Board votes to spend surplus on riders, defers vote on fare rollback
Today the BART Board of Directors gave final approval to move forward with a plan to return millions of dollars in surplus revenues to riders in the form of cleaner train cars with fresh new seats, a delay to raising paratransit fares and the placement of real-time information displays at dozens of businesses around BART stations. BART's Board also finalized plans to use much of the $4.5 million in projected surplus revenues in this current budget year to improve BART police and emergency facilities, boost rainy-day reserves and look for ways to improve customer service.
However, the Board did put off a decision to use $2.3 million in other surplus revenues for a temporary fare rollback until a future meeting.
The action the Board took on July 22 will provide:
- $1 million for BART’s rainy-day reserves, bringing total reserves to $25 million
- $750,000 for replacement of seats and deep-cleaning of 50 rail cars
- $200,000 to defer an increase in East Bay paratransit fares for 4 months
- $150,000 for emergency operations and BART Police facilities
- $100,000 to improve station agent customer service
- $75,000 for real-time information monitors to be installed at locations near BART stations
- $62,000 to convert four part-time utility workers to full-time
"These customer appreciation efforts are not only a token of our enormous respect to the sacrifices our riders have made," BART Board President James Fang said. "They are also a living symbol of this Board's prudent fiscal responsibility, which has given BART the ability to provide these appreciation efforts in the first place.

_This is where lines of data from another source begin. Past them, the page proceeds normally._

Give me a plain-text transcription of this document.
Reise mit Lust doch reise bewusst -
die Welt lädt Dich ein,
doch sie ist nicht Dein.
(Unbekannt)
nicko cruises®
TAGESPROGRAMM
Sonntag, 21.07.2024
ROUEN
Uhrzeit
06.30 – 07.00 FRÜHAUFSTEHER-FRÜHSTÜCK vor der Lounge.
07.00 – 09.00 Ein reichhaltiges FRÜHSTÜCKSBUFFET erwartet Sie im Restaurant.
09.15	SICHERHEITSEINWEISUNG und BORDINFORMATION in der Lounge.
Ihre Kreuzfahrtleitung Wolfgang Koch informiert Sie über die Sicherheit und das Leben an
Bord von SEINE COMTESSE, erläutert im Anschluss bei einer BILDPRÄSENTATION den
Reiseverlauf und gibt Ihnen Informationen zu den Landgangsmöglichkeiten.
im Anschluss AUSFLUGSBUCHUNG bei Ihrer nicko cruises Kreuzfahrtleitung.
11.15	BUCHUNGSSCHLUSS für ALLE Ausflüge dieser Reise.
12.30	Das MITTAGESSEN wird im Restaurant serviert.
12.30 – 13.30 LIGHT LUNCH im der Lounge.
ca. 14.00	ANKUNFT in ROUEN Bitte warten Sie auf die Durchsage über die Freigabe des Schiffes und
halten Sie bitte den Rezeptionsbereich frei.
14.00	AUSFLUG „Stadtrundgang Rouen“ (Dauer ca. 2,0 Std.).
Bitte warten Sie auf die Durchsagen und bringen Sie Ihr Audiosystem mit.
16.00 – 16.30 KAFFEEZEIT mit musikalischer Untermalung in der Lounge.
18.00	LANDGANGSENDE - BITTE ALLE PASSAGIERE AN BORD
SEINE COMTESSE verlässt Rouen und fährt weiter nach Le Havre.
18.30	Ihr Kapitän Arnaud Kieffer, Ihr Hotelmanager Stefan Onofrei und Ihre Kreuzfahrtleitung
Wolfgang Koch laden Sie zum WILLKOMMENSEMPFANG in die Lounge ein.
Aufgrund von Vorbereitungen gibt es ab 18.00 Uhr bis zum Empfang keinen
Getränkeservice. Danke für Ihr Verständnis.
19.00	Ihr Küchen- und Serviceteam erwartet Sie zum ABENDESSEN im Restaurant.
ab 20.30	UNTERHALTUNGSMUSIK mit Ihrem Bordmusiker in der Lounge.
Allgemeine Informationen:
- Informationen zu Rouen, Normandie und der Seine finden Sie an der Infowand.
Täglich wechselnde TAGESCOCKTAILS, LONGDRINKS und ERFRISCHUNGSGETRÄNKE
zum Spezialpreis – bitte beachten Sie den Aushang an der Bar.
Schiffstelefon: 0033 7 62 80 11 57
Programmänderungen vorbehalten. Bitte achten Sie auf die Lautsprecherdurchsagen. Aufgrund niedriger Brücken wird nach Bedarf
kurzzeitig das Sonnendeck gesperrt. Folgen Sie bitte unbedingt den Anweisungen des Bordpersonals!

We wish all of our customers the very best!"
BART projected a $4.5 million funding surplus for Fiscal Year 2011 - the current budget year - after a court order required the state to return State Transit Assistance money to transit agencies like BART. In June, the Board began considering how to use the surplus – proposing to spend about half on customer service improvements and about another half, or $2.3 million, for a short-term fare reduction. The two fare reduction options that have been under consideration are cutting fares by 3% for four months or by 5% for three months.